For anyone who hasn’t done so yet, I suggest having a read of a very well-focused and evenly-argued story by Gavin Hewitt, Europe editor for BBC News, on the opportunities and challenges for power-seeking European leftist parties at the very moment when French Socialist candidate François Hollande looks like a decent bet to unseat conservative incumbent Nicolas Sarkozy for France’s presidency.
Hewitt not only hits most of the salient points within the looming Hollande-Sarkozy clash in a compact manner (and one which I clearly need to learn to replicate…). He also stresses how French Socialists and other Sarkozy opponents can’t simply rely on the wide-spread public rejection of the president’s leadership to beat him. Instead, they must step up and propose solid, convincing or even inspiring solutions to the economic and financial turmoil that sitting European governments (including Sarkozy’s) have failed to table thus far. Shooting at an unpopular ambulance may be easy and tempting, but even voters now disgusted with their current leaders will balk at change if options being proposed sound like simplistic contradiction.
That may sound like a “duh” reminder, but it’s a necessary one given the already materializing risks of hollow recrimination dominating debate —which is currently (and ironically) the case on the French right. In the wake of Hollande’s victory Sunday of his part’s presidential primary, Sarkozy’s ruling conservatives have found nothing better to offer than stage a televised “congress” attacking the still nascent Socialist platform as neo-Marxist, inapplicable to the modern world, and certain to ruin the French economy. In doing so, the French right has ignored the fact that it, alone, has dominated power since 2002, and reigned over the myriad mistakes and excesses (not all of its own doing) that have led France and most of Europe to the current crisis.
Hewitt doesn’t mention the French right’s reaction to Hollande’s win his Wednesday story. But what he does point out—quite correctly–is that if Hollande and the Socialists don’t seek to do better than simple carping at the unpopular, scandal-dogged Sarkozy by coming up with concrete, viable, and inspirational leadership plans of their own, they risk seeing voters do what publics across Europe generally have in the past decade: stick with the right as, at least, a known quantity.
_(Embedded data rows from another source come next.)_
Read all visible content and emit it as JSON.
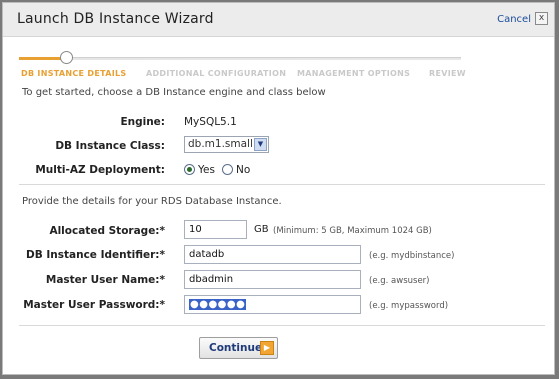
{
  "window": {
    "title": "Launch DB Instance Wizard",
    "cancel_label": "Cancel",
    "close_symbol": "x"
  },
  "steps": [
    {
      "label": "DB INSTANCE DETAILS",
      "active": true
    },
    {
      "label": "ADDITIONAL CONFIGURATION",
      "active": false
    },
    {
      "label": "MANAGEMENT OPTIONS",
      "active": false
    },
    {
      "label": "REVIEW",
      "active": false
    }
  ],
  "engine_section": {
    "intro": "To get started, choose a DB Instance engine and class below",
    "engine_label": "Engine:",
    "engine_value": "MySQL5.1",
    "class_label": "DB Instance Class:",
    "class_value": "db.m1.small",
    "multi_az_label": "Multi-AZ Deployment:",
    "multi_az_options": [
      {
        "label": "Yes",
        "checked": true
      },
      {
        "label": "No",
        "checked": false
      }
    ]
  },
  "details_section": {
    "intro": "Provide the details for your RDS Database Instance.",
    "storage_label": "Allocated Storage:*",
    "storage_value": "10",
    "storage_unit": "GB",
    "storage_hint": "(Minimum: 5 GB, Maximum 1024 GB)",
    "identifier_label": "DB Instance Identifier:*",
    "identifier_value": "datadb",
    "identifier_hint": "(e.g. mydbinstance)",
    "username_label": "Master User Name:*",
    "username_value": "dbadmin",
    "username_hint": "(e.g. awsuser)",
    "password_label": "Master User Password:*",
    "password_value": "●●●●●●",
    "password_hint": "(e.g. mypassword)"
  },
  "footer": {
    "continue_label": "Continue",
    "continue_arrow": "▶"
  },
  "colors": {
    "accent": "#e8a033",
    "link": "#1a4c9c"
  }
}
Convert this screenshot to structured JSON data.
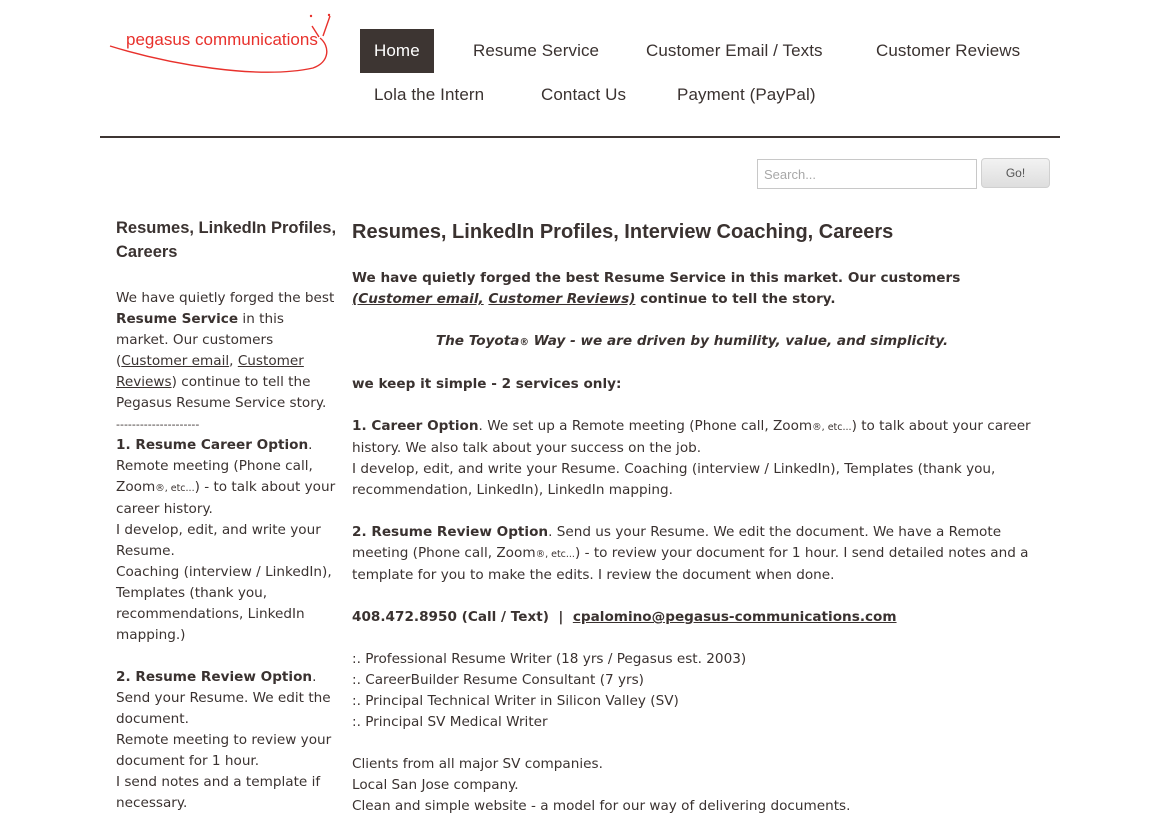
{
  "brand": {
    "logo_text": "pegasus communications",
    "logo_color": "#e8312c"
  },
  "nav": {
    "items": [
      {
        "label": "Home",
        "active": true
      },
      {
        "label": "Resume Service"
      },
      {
        "label": "Customer Email / Texts"
      },
      {
        "label": "Customer Reviews"
      },
      {
        "label": "Lola the Intern"
      },
      {
        "label": "Contact Us"
      },
      {
        "label": "Payment (PayPal)"
      }
    ],
    "active_color": "#3d3532"
  },
  "search": {
    "placeholder": "Search...",
    "value": "",
    "button_label": "Go!"
  },
  "sidebar": {
    "title": "Resumes, LinkedIn Profiles, Careers",
    "intro_1": "We have quietly forged the best ",
    "intro_bold": "Resume Service",
    "intro_2": " in this market. Our customers (",
    "link_email": "Customer email",
    "comma": ", ",
    "link_reviews": "Customer Reviews",
    "intro_3": ") continue to tell the Pegasus Resume Service story.",
    "divider": "---------------------",
    "opt1_title": "1. Resume Career Option",
    "opt1_dot": ".",
    "opt1_line1a": "Remote meeting (Phone call, Zoom",
    "reg": "®, etc...",
    "opt1_line1b": ") -  to talk about your career history.",
    "opt1_line2": "I develop, edit, and write your Resume.",
    "opt1_line3": "Coaching (interview / LinkedIn), Templates (thank you, recommendations, LinkedIn mapping.)",
    "opt2_title": "2. Resume Review Option",
    "opt2_line1": ". Send your Resume. We edit the document.",
    "opt2_line2": "Remote meeting to review your document for 1 hour.",
    "opt2_line3": "I send notes and a template if necessary."
  },
  "main": {
    "title": "Resumes, LinkedIn Profiles, Interview Coaching, Careers",
    "intro_1": "We have quietly forged the best Resume Service in this market. Our customers ",
    "link_email": "(Customer email,",
    "link_reviews": "Customer Reviews)",
    "intro_2": "  continue to tell the story.",
    "motto_1": "The Toyota",
    "motto_reg": "®",
    "motto_2": " Way - we are driven by humility, value, and simplicity.",
    "simple": "we keep it simple - 2 services only:",
    "opt1_title": "1. Career Option",
    "opt1_a": ". We set up a Remote meeting (Phone call, Zoom",
    "reg_etc": "®, etc...",
    "opt1_b": ") to talk about your career history. We also talk about your success on the job.",
    "opt1_c": "I develop, edit, and write your Resume.  Coaching (interview / LinkedIn), Templates (thank you, recommendation, LinkedIn), LinkedIn mapping.",
    "opt2_title": "2. Resume Review Option",
    "opt2_a": ". Send us your Resume. We edit the document. We have a Remote meeting (Phone call, Zoom",
    "opt2_b": ") - to review your document for 1 hour. I send detailed notes and a template for you to make the edits. I review the document when done.",
    "phone": "408.472.8950 (Call / Text)  |  ",
    "email": "cpalomino@pegasus-communications.com",
    "credentials": [
      ":.  Professional Resume Writer (18 yrs / Pegasus est. 2003)",
      ":.  CareerBuilder Resume Consultant (7 yrs)",
      ":.  Principal Technical Writer in Silicon Valley (SV)",
      ":.  Principal SV Medical Writer"
    ],
    "closing": [
      "Clients from all major SV companies.",
      "Local San Jose company.",
      "Clean and simple website - a model for our way of delivering documents."
    ]
  }
}
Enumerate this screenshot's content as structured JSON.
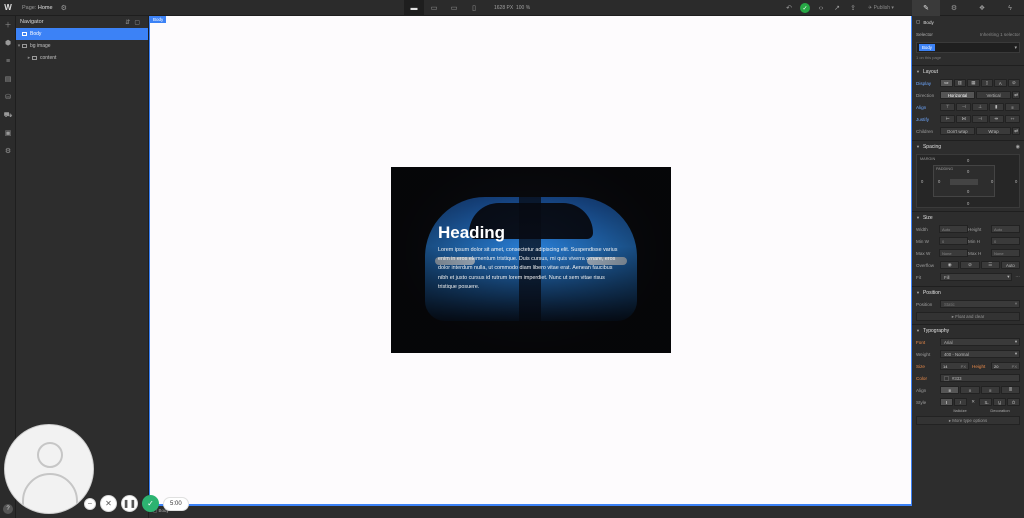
{
  "topbar": {
    "logo": "W",
    "page_label": "Page:",
    "page_name": "Home",
    "viewport_width": "1628 PX",
    "zoom": "100 %",
    "publish_label": "Publish"
  },
  "navigator": {
    "title": "Navigator",
    "items": [
      {
        "label": "Body"
      },
      {
        "label": "bg image"
      },
      {
        "label": "content"
      }
    ]
  },
  "canvas": {
    "body_tag": "Body",
    "hero": {
      "heading": "Heading",
      "paragraph": "Lorem ipsum dolor sit amet, consectetur adipiscing elit. Suspendisse varius enim in eros elementum tristique. Duis cursus, mi quis viverra ornare, eros dolor interdum nulla, ut commodo diam libero vitae erat. Aenean faucibus nibh et justo cursus id rutrum lorem imperdiet. Nunc ut sem vitae risus tristique posuere."
    }
  },
  "style_panel": {
    "element": "Body",
    "selector_label": "Selector",
    "inheriting_label": "Inheriting 1 selector",
    "selector_chip": "Body",
    "on_page_note": "1 on this page",
    "layout": {
      "title": "Layout",
      "display_label": "Display",
      "direction_label": "Direction",
      "horizontal": "Horizontal",
      "vertical": "Vertical",
      "align_label": "Align",
      "justify_label": "Justify",
      "children_label": "Children",
      "dont_wrap": "Don't wrap",
      "wrap": "Wrap"
    },
    "spacing": {
      "title": "Spacing",
      "margin_label": "MARGIN",
      "padding_label": "PADDING",
      "values": [
        "0",
        "0",
        "0",
        "0",
        "0",
        "0",
        "0",
        "0"
      ]
    },
    "size": {
      "title": "Size",
      "width_label": "Width",
      "height_label": "Height",
      "min_w_label": "Min W",
      "min_h_label": "Min H",
      "max_w_label": "Max W",
      "max_h_label": "Max H",
      "auto": "Auto",
      "zero": "0",
      "none": "None",
      "overflow_label": "Overflow",
      "overflow_auto": "Auto",
      "fit_label": "Fit",
      "fit_value": "Fill"
    },
    "position": {
      "title": "Position",
      "position_label": "Position",
      "position_value": "Static",
      "float_clear": "Float and clear"
    },
    "typography": {
      "title": "Typography",
      "font_label": "Font",
      "font_value": "Arial",
      "weight_label": "Weight",
      "weight_value": "400 - Normal",
      "size_label": "Size",
      "size_value": "14",
      "size_unit": "PX",
      "height_label": "Height",
      "height_value": "20",
      "height_unit": "PX",
      "color_label": "Color",
      "color_value": "#333",
      "align_label": "Align",
      "style_label": "Style",
      "italicize": "Italicize",
      "decoration": "Decoration",
      "more_type": "More type options"
    }
  },
  "recorder": {
    "timer": "5:00"
  },
  "colors": {
    "accent": "#3c82f6",
    "canvas_bg": "#fdfbfd",
    "panel_bg": "#2d2d2d",
    "publish_ok": "#27a745"
  },
  "icons": [
    "webflow-logo",
    "settings-icon",
    "desktop-icon",
    "tablet-icon",
    "mobile-landscape-icon",
    "mobile-portrait-icon",
    "undo-icon",
    "check-icon",
    "code-icon",
    "export-icon",
    "share-icon",
    "publish-icon",
    "brush-icon",
    "gear-icon",
    "interactions-icon",
    "lightning-icon",
    "add-icon",
    "components-icon",
    "navigator-icon",
    "pages-icon",
    "cms-icon",
    "ecommerce-icon",
    "assets-icon",
    "settings-gear-icon",
    "help-icon"
  ]
}
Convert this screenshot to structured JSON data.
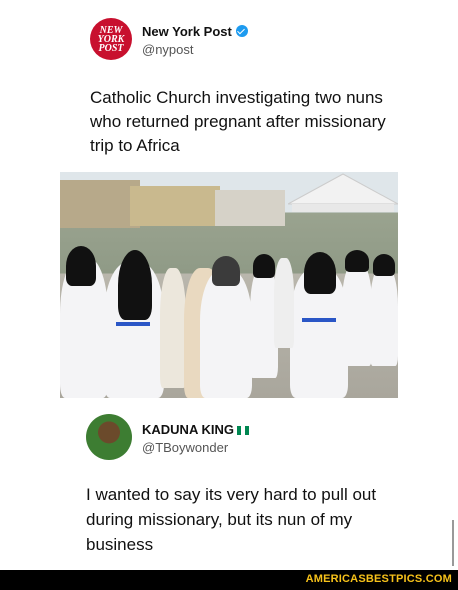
{
  "tweet1": {
    "avatar_text": [
      "NEW",
      "YORK",
      "POST"
    ],
    "name": "New York Post",
    "handle": "@nypost",
    "headline": "Catholic Church investigating two nuns who returned pregnant after missionary trip to Africa"
  },
  "tweet2": {
    "name": "KADUNA KING",
    "handle": "@TBoywonder",
    "text": "I wanted to say its very hard to pull out during missionary, but its nun of my business"
  },
  "footer": {
    "watermark": "AMERICASBESTPICS.COM"
  },
  "colors": {
    "nyp_red": "#c8102e",
    "verified_blue": "#1d9bf0",
    "watermark_yellow": "#f7c21a"
  },
  "icons": [
    "verified-badge-icon",
    "nigeria-flag-icon"
  ]
}
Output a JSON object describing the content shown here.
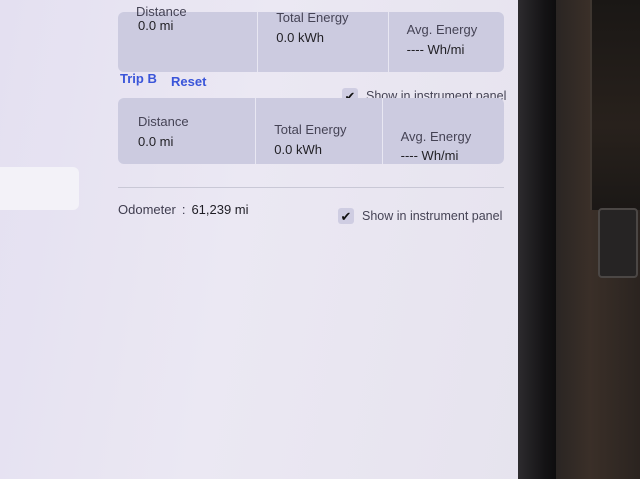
{
  "tripA": {
    "distance_label": "Distance",
    "distance_value": "0.0 mi",
    "energy_label": "Total Energy",
    "energy_value": "0.0 kWh",
    "avg_label": "Avg. Energy",
    "avg_value": "---- Wh/mi",
    "show_label": "Show in instrument panel"
  },
  "tripB": {
    "title": "Trip B",
    "reset_label": "Reset",
    "show_label": "Show in instrument panel",
    "show_checked": true,
    "distance_label": "Distance",
    "distance_value": "0.0 mi",
    "energy_label": "Total Energy",
    "energy_value": "0.0 kWh",
    "avg_label": "Avg. Energy",
    "avg_value": "---- Wh/mi"
  },
  "odometer": {
    "label": "Odometer",
    "separator": ":",
    "value": "61,239 mi",
    "show_label": "Show in instrument panel",
    "show_checked": true
  },
  "icons": {
    "checkmark": "checkmark-icon"
  },
  "colors": {
    "link_blue": "#3a55d9",
    "panel_bg": "#cccbe0"
  }
}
The time for the left is now, Hewitt says, but it’s still unclear whether European leftists are ready, willing, or able to rise to the occasion.
Apart from in Denmark, (leftists) have failed to take advantage of the global recession and the debt crisis. Their critics ask how they will deliver jobs, growth, and reduce the debts. How will the new public sector jobs be financed? So far they have struggled to find an answer.
(Hewitt also raises the interesting question of whether “New World” social systems and economies in Canada and Australia may hold answers for Europe’s creaking “Old World” welfare systems. More on that later–I’m focused on “compact” just now.)